Tutto ciò nutrì la sua vena poetica nel comporre la nuova ode, ricca di riferimenti patriottici, per cui non solo Calvi, ma perfino Tiziano diventavano apostoli di una nuova guerra contro lo storico nemico. Nutrendosi di visioni ed affetti che solo la vera montagna e l'aria pura dell'alta quota potevano assicurare, Carducci fuse a suo modo storia e politica, regalando agli italiani brani di poesia autentica e non peritura.
I cadorini amarono subito quei versi, li impararono a memoria, li elessero a loro immagine e somiglianza e attraverso di essi si presentarono agli occhi di tutti gli italiani, ancora ignari della bellezza e della fierezza di questo comprensorio dolomitico da poco annesso al seno della Madre Patria.
La nostra gente si affezionò al poeta, sperò a lungo in suo ritorno, specialmente nel 1898, in occasione delle celebrazioni per il 50º dell'epopea di Calvi, si addolorò assai per la sua morte e gli dedicò una via, una piramide e un rifugio.
Un affetto che, pur nel trascolorare degli ideali e dei gusti in un secolo e più di storia italiana, rimane ancor oggi pregnante e tenace in Val Ansiei.
La mostra voluta dal Comune di Auronzo ripercorrerà quei felici momenti trascorsi dal Carducci in Cadore, ricostruendo gli spostamenti, le sensazioni provate, le opinioni espresse. Ma soprattutto i versi vergati dalla sua stessa mano all'ombra dei nostri abeti e larici, perché in essi si nasconde un patrimonio di poesia per lo più sconosciuto. Versi o lacerti di versi che magari non entrarono poi nella redazione definitiva dell'ode, ma che costituiscono, per la loro forza e talvolta per la loro "scorrettezza" politica, un eccezionale documento della storia del nostro Risorgimento.
Potremo così scoprire, tutti insieme, come l'ode "Cadore" rimanga oggi una lezione di storia, sia nel contenuto, sospeso tra il genio rinascimentale di Tiziano e le gesta di Calvi nel 1848, sia nella temperie spirituale in cui essa nacque e s'affermò. L'età della prosa insomma fusa a quella della poesia, in un nesso unico di eventi ed ideali che ci aiuta a capire meglio il nostro percorso in 150 anni di cammino comune.
Il Comune di Auronzo ha deciso di celebrare il 150º dell'Unità, recuperando una delle pagine più significative della sua storia, ovvero il fervido rapporto intrattenuto con uno dei simboli del nostro Risorgimento, Giosuè Carducci.

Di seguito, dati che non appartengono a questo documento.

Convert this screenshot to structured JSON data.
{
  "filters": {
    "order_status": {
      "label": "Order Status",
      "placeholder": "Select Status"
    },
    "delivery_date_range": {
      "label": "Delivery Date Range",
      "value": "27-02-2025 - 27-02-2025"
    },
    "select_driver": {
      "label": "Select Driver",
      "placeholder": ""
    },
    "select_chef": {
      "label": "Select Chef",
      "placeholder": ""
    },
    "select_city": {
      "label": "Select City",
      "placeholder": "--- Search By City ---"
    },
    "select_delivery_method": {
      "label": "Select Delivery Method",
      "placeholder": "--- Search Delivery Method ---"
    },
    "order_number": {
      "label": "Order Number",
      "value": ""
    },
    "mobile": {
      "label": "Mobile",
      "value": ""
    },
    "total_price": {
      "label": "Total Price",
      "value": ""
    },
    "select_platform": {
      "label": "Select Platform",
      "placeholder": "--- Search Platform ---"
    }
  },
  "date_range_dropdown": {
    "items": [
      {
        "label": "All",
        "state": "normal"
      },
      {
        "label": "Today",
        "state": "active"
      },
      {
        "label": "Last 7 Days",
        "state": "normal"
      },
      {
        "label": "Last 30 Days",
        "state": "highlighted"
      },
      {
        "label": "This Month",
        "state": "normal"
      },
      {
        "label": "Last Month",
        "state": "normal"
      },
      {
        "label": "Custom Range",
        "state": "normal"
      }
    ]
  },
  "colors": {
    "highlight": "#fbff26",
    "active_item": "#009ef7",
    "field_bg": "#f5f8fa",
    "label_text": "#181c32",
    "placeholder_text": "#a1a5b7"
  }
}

Al poeta "vate" sarà dedicata la mostra fotografica "Cadore, dalle Dolomiti un ode per l'Italia", curata da Walter Musizza in municipio. Essa ripercorrerà in una trentina di pannelli il soggiorno del poeta a Pieve, Auronzo e Misurina e riproporrà i momenti salienti della stesura dell'ode, con particolare riguardo ai versi vergati dalla mano del poeta, ma scartati nell'edizione finale e quindi caduti nel più totale oblio.